This story didn’t receive much attention here but it has dominated the headlines in Canada since October when the Shafia Family trial began in Kingston, Ontario. Mohammad Shafia, his second wife Tooba Yahya and his son Hamed Shafia were accused of the June 2009 murders of his teenaged daughters Zainab, Sahar and Geeti (ages 19, 17 & 13) and his first wife Rona Amir Mohammad. Their bodies were found submerged inside a car in a lock along the Rideau Canal outside of Kingston.
The Shafias were originally from Afghanistan but fled to Dubai before moving to Australia and then finally to Canada in 2007, settling in Montreal. On Sunday, the three defendants were found guilty of four counts of first degree murder and each sentenced to life in prison with parole eligibility in 25 years. The Crown prosecutor (the Canadian equivalent of a D.A.) argued these murders were honor killings. The three Shafia daughters had shamed the family by adopting Western lifestyles and the two elder daughters had boyfriends.

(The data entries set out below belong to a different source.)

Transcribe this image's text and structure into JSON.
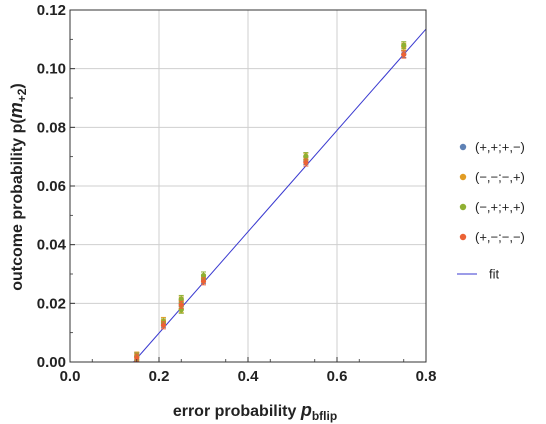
{
  "chart_data": {
    "type": "scatter",
    "xlabel_text": "error probability ",
    "xlabel_var": "p",
    "xlabel_sub": "bflip",
    "ylabel_text": "outcome probability p(",
    "ylabel_var": "m",
    "ylabel_sub": "+2",
    "ylabel_close": ")",
    "xlim": [
      0.0,
      0.8
    ],
    "ylim": [
      0.0,
      0.12
    ],
    "xticks": [
      0.0,
      0.2,
      0.4,
      0.6,
      0.8
    ],
    "xtick_labels": [
      "0.0",
      "0.2",
      "0.4",
      "0.6",
      "0.8"
    ],
    "yticks": [
      0.0,
      0.02,
      0.04,
      0.06,
      0.08,
      0.1,
      0.12
    ],
    "ytick_labels": [
      "0.00",
      "0.02",
      "0.04",
      "0.06",
      "0.08",
      "0.10",
      "0.12"
    ],
    "grid": true,
    "legend_position": "right",
    "series": [
      {
        "name": "(+,+;+,−)",
        "color": "#5e81b5",
        "x": [
          0.15,
          0.21,
          0.25,
          0.3,
          0.53,
          0.75
        ],
        "y": [
          0.002,
          0.013,
          0.02,
          0.028,
          0.0685,
          0.105
        ]
      },
      {
        "name": "(−,−;−,+)",
        "color": "#e19c24",
        "x": [
          0.15,
          0.21,
          0.25,
          0.25,
          0.3,
          0.53,
          0.75
        ],
        "y": [
          0.0022,
          0.014,
          0.021,
          0.018,
          0.0285,
          0.07,
          0.1075
        ]
      },
      {
        "name": "(−,+;+,+)",
        "color": "#8fb032",
        "x": [
          0.15,
          0.21,
          0.25,
          0.25,
          0.3,
          0.53,
          0.75
        ],
        "y": [
          0.0018,
          0.0135,
          0.0215,
          0.0178,
          0.0295,
          0.0702,
          0.108
        ]
      },
      {
        "name": "(+,−;−,−)",
        "color": "#eb6235",
        "x": [
          0.15,
          0.21,
          0.25,
          0.3,
          0.53,
          0.75
        ],
        "y": [
          0.0015,
          0.0125,
          0.0195,
          0.0275,
          0.068,
          0.1048
        ]
      }
    ],
    "fit": {
      "name": "fit",
      "color": "#3a3ad0",
      "x": [
        0.143,
        0.8
      ],
      "y": [
        0.0,
        0.1135
      ]
    }
  }
}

Not surprisingly, most Muslim organizations have rejected that the Shafia murders were an honor killing and argue that they are an act of domestic violence. Alaa Elsayed, Director of Religious Affairs at the Islamic Centre of Canada in Toronto, claims, “It’s a domestic violence issue, bottom line. It has nothing to do with religion, specifically Islam.” Meanwhile, Alia Hogben of the Canadian Council of Muslim Women calls the killings “femicide.”
But Tarek Fatah, founder of the Muslim Canadian Congress, sees things quite differently. Fatah told The Toronto Star the system had failed the Shafia girls:
If these four women were white women, they would still be alive today.
If a white student would go to the principal or the police and say they would be beaten up, no one would go to their parents and say ‘can you repeat what you said to us?’ These girls went to the school, the cops, child services and everyone wanted to protect multiculturalism – not the lives of these young women.
(I should note here that I knew Fatah during my NDP days and am glad to hear he is in better health.)
It’s also not surprising that some Canadian feminists aren’t willing to call the Shafia murders honor killings and that many liberal Canadians are unwilling to call these acts honor killings for fear of being called racist. But here are a couple of articles that take these arguments apart – one by Barbara Kay of The National Post and the other by Naomi Lakritz of The Calgary Herald.
Kay explains why Western feminists won’t speak out on behalf of Muslim women:
Such a step is difficult for ideological feminists to take, because they are also great champions of multiculturalism. As well, it would mean admitting that violence against women is not inherent impuluse in men, but contingent on historical and cultural circumstances. Worst of all for Western feminists, it would mean colluding with women who want to improve their standing, security and dignity within their cultural communities, but don’t want to throw the baby out with the bathwater. By that I mean they don’t want to be abused, but they don’t want to have to walk away from their culture and community to stop it.
Meanwhile, Lakritz pulls no punches and tells the West to get over its white, liberal guilt:
And while some westerners pussyfoot around, afraid to use the term “honour killing,” no such reticence exists among women in the countries where these crimes occur….The women in these societies use the term “honour killings.” Why shouldn’t we?
Both articles are well worth reading. Unfortunately, this won’t be the last time we will face honor killings in both Canada and the United States.